AD 2026: Défendre les conditions de travail et les salaires, et promouvoir l’égalité
Les déléguées et délégués de Syna se sont réunis aujourd'hui à Olten pour leur 27e Assemblée, avec pour principaux objets à l'ordre du jour les défis d'un monde du travail en rapide mutation, les élections des organes du syndicat et l'adoption de trois résolutions sur l'égalité, le pouvoir d'achat et les conditions de travail.
30 ans de la loi sur l'égalité… il reste un long chemin à parcourir
Trente ans après l'entrée en vigueur de la loi sur l'égalité (LEg), Syna reconnaît les progrès accomplis, tout en constatant qu'il reste beaucoup à faire: trop de salariées subissent encore des discriminations salariales, une inégalité des chances de carrière, des discriminations liées à la grossesse et à la maternité, ou du harcèlement sexuel.
Les déléguées et délégués réclament par conséquent des contrôles plus efficaces, des sanctions réellement dissuasives en cas d'infraction à la loi et des analyses de l'égalité salariale pour toutes les entreprises, quelle que soit leur taille.
«La loi sur l'égalité a fait bouger les choses, mais l'égalité de fait n'est pas encore atteinte. Tant que les femmes subiront des désavantages structurels dans la vie professionnelle, des contrôles contraignants et des sanctions efficaces seront nécessaires», déclare Véronique Rébetez, responsable de la politique sociétale chez Syna.Mieux prendre en compte les primes d'assurance maladie
Dans une autre résolution, Syna demande que l'évolution des primes d'assurance maladie soit davantage prise en compte lors des négociations salariales. La hausse constante des coûts de la santé pèse particulièrement sur les ménages à faibles et moyens revenus et réduit considérablement le pouvoir d'achat de nombreux salariés et salariées.
Syna demande donc que la charge financière réelle des primes d'assurance maladie soit intégrée dans l'évaluation du pouvoir d'achat et dans les bases des négociations salariales.
«Pour de nombreux employés et employées, l'argent qui reste à la fin du mois n'est pas déterminé par la hausse du coût du panier de consommation, mais par la facture d'assurance maladie. Cette réalité doit se refléter dans les négociations salariales », insiste Véronique Rébetez.Défendre les conditions de travail
Syna s'inquiète des attaques politiques croissantes contre les dispositions relatives à la protection des travailleurs. La flexibilisation sert de prétexte à une volonté de prolonger les horaires de travail, de permettre plus de travail le soir, la nuit et le dimanche, et de brouiller davantage encore la frontière entre travail et loisirs.
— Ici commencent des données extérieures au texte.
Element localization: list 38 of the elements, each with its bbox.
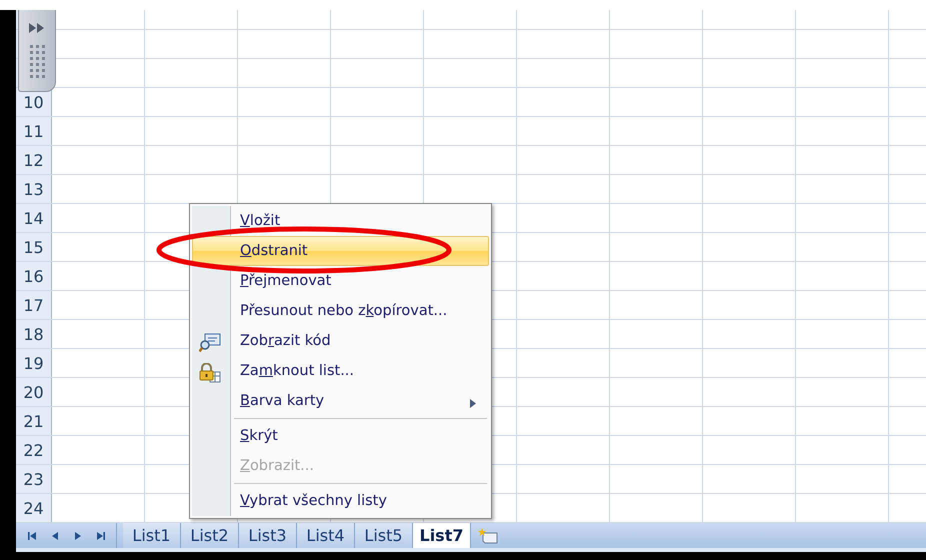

Les délégués et déléguées demandent par conséquent que les conditions de travail ne soient pas détériorées. Une extension du travail le dimanche, le soir et la nuit ne devrait être possible qu'en cas de besoin social impérieux et dans le respect de dispositions de protection strictes.
«Affaiblir la protection des salariées et salariés menace leur santé, leur vie de famille et l'équilibre entre vie professionnelle et vie privée. La flexibilité ne doit pas être introduite au seul profit de l'employeur, au détriment du personnel », explique Nora Picchi, responsable de la politique syndicale chez Syna.Syna est prêt à relever les défis de l'avenir
Les résolutions adoptées le montrent: l'engagement syndical est aujourd'hui comme hier indispensable pour façonner un monde du travail social et équitable. Face à la hausse du coût de la vie, aux inégalités persistantes et aux tentatives politiques d'affaiblir les droits des salariées et salariés, Syna poursuit sa lutte pour la défense des intérêts des travailleurs.
La présidente de Syna, Yvonne Feri, dresse un bilan positif de l'Assemblée des délégués: «Syna est un syndicat diversifié, dynamique et prêt à relever les défis du monde du travail contemporain. Nous poursuivons sans relâche notre lutte pour de bonnes conditions de travail, des salaires équitables et une véritable égalité des chances avec, toujours, l'humain pour principale préoccupation.»